# Bos Void vs CCDB air



## n2fire (Feb 18, 2009)

Has anyone ridden the Void? I'm currently on a db air on my V-10. I'm curious if there is a performance difference with the void being a dedicated dh shock where the db air seems to cover more of a wider spectrum of disciplines. Thanks in advance


----------



## delirian (Jan 1, 2009)

the question you should be asking yourself, is. what kind of support is there for bos suspension products where you live, do you have a dealer/ importer ect, if somthing goes wrong with the shock could you get it fixed. bos arent the best of companies to deal with. do some research and you will find lots of threads of unhappy customers. 
now though i cant answer your question directly, as i personally have no experiance of that shock, i do have a ndee and deville fork, and have to say they are the best forks i have ever used. if the shocks are anything like their fork then it will be awesome. 
i did have a problem with my deville, when new, it was sent out from the factory with no oil in the airside leg. ( apparantly a common fault so i have been told, they say 1 in 10 come out the factory like this, im not sure how true this is, its just somthing i heard) at the time though we in the uk had a dealer, r53 so i was asked to send the fork back to them where it was repaired and sent back to me within 2 days. it has been fine since, no issues what so ever. unfortunatly at the mo we dont have a distributor/ dealer in the uk as r53 parted ways with bos, due to bos being hard to deal with. there are rumours of a new dealer surfsales but i havnt had anything confirmed yet as they never respond to emails. 
so if your from europe and are lucky enough to have a distributor/dealer then give it a try im sure you wont be dissapointed. if you have no distributor in your home country then i would stay well clear, as i believe that if you have to send your items back to bos in france their turnaround is very slow. i think this was one of the reasons why the morewood dh team stopped using bos and switched to fox.


----------



## Fix the Spade (Aug 4, 2008)

Buy the Cane Creek.

Bos are all sweetness and light until you've bought something, then they're of the attitude that you're an annoyance.
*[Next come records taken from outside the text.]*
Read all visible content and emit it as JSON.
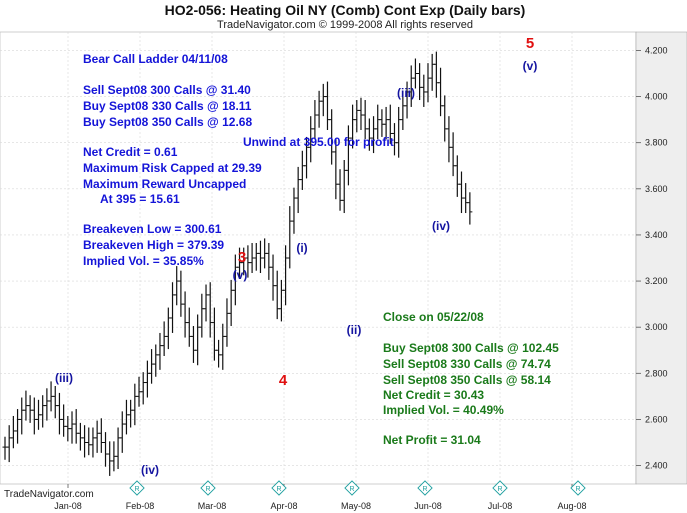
{
  "header": {
    "title": "HO2-056:  Heating Oil NY (Comb) Cont Exp  (Daily bars)",
    "subtitle": "TradeNavigator.com © 1999-2008 All rights reserved"
  },
  "footer": {
    "brand": "TradeNavigator.com"
  },
  "annotations": {
    "left_block": [
      "Bear Call Ladder 04/11/08",
      "Sell Sept08 300 Calls @ 31.40",
      "Buy Sept08 330 Calls @ 18.11",
      "Buy Sept08 350 Calls @ 12.68",
      "Net Credit = 0.61",
      "Maximum Risk Capped at 29.39",
      "Maximum Reward Uncapped",
      "At 395 = 15.61",
      "Breakeven Low = 300.61",
      "Breakeven High = 379.39",
      "Implied Vol. = 35.85%"
    ],
    "unwind": "Unwind at 395.00 for profit",
    "right_block": [
      "Close on 05/22/08",
      "Buy Sept08 300 Calls @ 102.45",
      "Sell Sept08 330 Calls @ 74.74",
      "Sell Sept08 350 Calls @ 58.14",
      "Net Credit = 30.43",
      "Implied Vol. = 40.49%",
      "Net Profit = 31.04"
    ],
    "waves": [
      "(iii)",
      "(iv)",
      "(v)",
      "3",
      "4",
      "(i)",
      "(ii)",
      "(iii)",
      "(iv)",
      "(v)",
      "5"
    ]
  },
  "chart_data": {
    "type": "bar",
    "title": "HO2-056:  Heating Oil NY (Comb) Cont Exp  (Daily bars)",
    "x_tick_labels": [
      "Jan-08",
      "Feb-08",
      "Mar-08",
      "Apr-08",
      "May-08",
      "Jun-08",
      "Jul-08",
      "Aug-08"
    ],
    "y_tick_labels": [
      "2.400",
      "2.600",
      "2.800",
      "3.000",
      "3.200",
      "3.400",
      "3.600",
      "3.800",
      "4.000",
      "4.200"
    ],
    "ylim": [
      2.32,
      4.28
    ],
    "grid": true,
    "series": [
      {
        "style": "ohlc",
        "points": [
          [
            0.0,
            2.48
          ],
          [
            0.06,
            2.52
          ],
          [
            0.12,
            2.55
          ],
          [
            0.18,
            2.6
          ],
          [
            0.24,
            2.64
          ],
          [
            0.3,
            2.66
          ],
          [
            0.36,
            2.64
          ],
          [
            0.42,
            2.6
          ],
          [
            0.48,
            2.62
          ],
          [
            0.54,
            2.66
          ],
          [
            0.6,
            2.68
          ],
          [
            0.66,
            2.7
          ],
          [
            0.72,
            2.66
          ],
          [
            0.78,
            2.6
          ],
          [
            0.84,
            2.57
          ],
          [
            0.9,
            2.56
          ],
          [
            0.96,
            2.58
          ],
          [
            1.02,
            2.54
          ],
          [
            1.08,
            2.52
          ],
          [
            1.14,
            2.5
          ],
          [
            1.2,
            2.49
          ],
          [
            1.26,
            2.52
          ],
          [
            1.32,
            2.54
          ],
          [
            1.38,
            2.5
          ],
          [
            1.44,
            2.45
          ],
          [
            1.5,
            2.42
          ],
          [
            1.56,
            2.44
          ],
          [
            1.62,
            2.52
          ],
          [
            1.68,
            2.58
          ],
          [
            1.74,
            2.62
          ],
          [
            1.8,
            2.64
          ],
          [
            1.86,
            2.7
          ],
          [
            1.92,
            2.72
          ],
          [
            1.98,
            2.76
          ],
          [
            2.04,
            2.8
          ],
          [
            2.1,
            2.84
          ],
          [
            2.16,
            2.88
          ],
          [
            2.22,
            2.92
          ],
          [
            2.28,
            2.96
          ],
          [
            2.34,
            3.04
          ],
          [
            2.4,
            3.14
          ],
          [
            2.46,
            3.2
          ],
          [
            2.52,
            3.1
          ],
          [
            2.58,
            3.02
          ],
          [
            2.64,
            2.96
          ],
          [
            2.7,
            2.9
          ],
          [
            2.76,
            3.0
          ],
          [
            2.82,
            3.08
          ],
          [
            2.88,
            3.14
          ],
          [
            2.94,
            3.02
          ],
          [
            3.0,
            2.9
          ],
          [
            3.06,
            2.88
          ],
          [
            3.12,
            2.96
          ],
          [
            3.18,
            3.06
          ],
          [
            3.24,
            3.16
          ],
          [
            3.3,
            3.26
          ],
          [
            3.36,
            3.28
          ],
          [
            3.42,
            3.3
          ],
          [
            3.48,
            3.28
          ],
          [
            3.54,
            3.3
          ],
          [
            3.6,
            3.32
          ],
          [
            3.66,
            3.3
          ],
          [
            3.72,
            3.32
          ],
          [
            3.78,
            3.26
          ],
          [
            3.84,
            3.18
          ],
          [
            3.9,
            3.08
          ],
          [
            3.96,
            3.16
          ],
          [
            4.02,
            3.3
          ],
          [
            4.08,
            3.46
          ],
          [
            4.14,
            3.56
          ],
          [
            4.2,
            3.64
          ],
          [
            4.26,
            3.7
          ],
          [
            4.32,
            3.78
          ],
          [
            4.38,
            3.86
          ],
          [
            4.44,
            3.92
          ],
          [
            4.5,
            3.98
          ],
          [
            4.56,
            4.0
          ],
          [
            4.62,
            3.9
          ],
          [
            4.68,
            3.76
          ],
          [
            4.74,
            3.62
          ],
          [
            4.8,
            3.55
          ],
          [
            4.86,
            3.68
          ],
          [
            4.92,
            3.82
          ],
          [
            4.98,
            3.9
          ],
          [
            5.04,
            3.94
          ],
          [
            5.1,
            3.92
          ],
          [
            5.16,
            3.86
          ],
          [
            5.22,
            3.82
          ],
          [
            5.28,
            3.86
          ],
          [
            5.34,
            3.9
          ],
          [
            5.4,
            3.88
          ],
          [
            5.46,
            3.9
          ],
          [
            5.52,
            3.84
          ],
          [
            5.58,
            3.8
          ],
          [
            5.64,
            3.9
          ],
          [
            5.7,
            3.96
          ],
          [
            5.76,
            4.02
          ],
          [
            5.82,
            4.08
          ],
          [
            5.88,
            4.1
          ],
          [
            5.94,
            4.04
          ],
          [
            6.0,
            4.02
          ],
          [
            6.06,
            4.08
          ],
          [
            6.12,
            4.14
          ],
          [
            6.18,
            4.06
          ],
          [
            6.24,
            3.96
          ],
          [
            6.3,
            3.86
          ],
          [
            6.36,
            3.78
          ],
          [
            6.42,
            3.7
          ],
          [
            6.48,
            3.62
          ],
          [
            6.54,
            3.56
          ],
          [
            6.6,
            3.54
          ],
          [
            6.66,
            3.5
          ]
        ]
      }
    ]
  },
  "colors": {
    "background": "#ffffff",
    "bars": "#111111",
    "grid": "#d8d8d8",
    "annotation_blue": "#1414d8",
    "annotation_green": "#1a7a1a",
    "wave_red": "#e01010",
    "marker": "#20a0a0"
  },
  "icons": [
    "earnings-marker-icon"
  ]
}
I suffered that when they sent me a Stoy with the wrong spring and hardware fitted (I checked and double checked the order). Once I got a hold of Bos, which is a feat in itself as they seem to actively ignore phones and email, they were of the attitude that it was my problem and I'd be buying any new parts at full price, no returns on the incorrect parts. This was May-June last year so not exactly ancient history either.

Ended up selling that shock on ebay, Bos have made noises about 'improving services' for a few years now, don't believe a word of it.

On the other hand Cane Creek are pretty much excellent. Never had a problem with Extra (UK importer) or Cane Creek refusing to take stuff back or with getting servicing/repairs/spare parts from them. The CCDB is a great shock.


----------



## KillingtonVT (Apr 1, 2004)

We will agree that Cane Creek customer service is absolutely amazing. I can send an email and literally have a call from the VP of Sales within a half hour. They are on it!

That being said, to help with BOS's customer service, they now have 2 service centers in the US:

Commençal America
7141 Cypress Run DR
Las Vegas
NV 89131
702-677-0701

Prestige MTB
East Avenue
New Canaan
CT 06840
203-657-1401


----------



## n2fire (Feb 18, 2009)

*Thanks*



KillingtonVT said:


> We will agree that Cane Creek customer service is absolutely amazing. I can send an email and literally have a call from the VP of Sales within a half hour. They are on it!
> 
> That being said, to help with BOS'sr customer service, they now have 2 service centers in the US:
> 
> ...


 Thats awesome news!! I live in Vegas so that could work out well. Thanks again


----------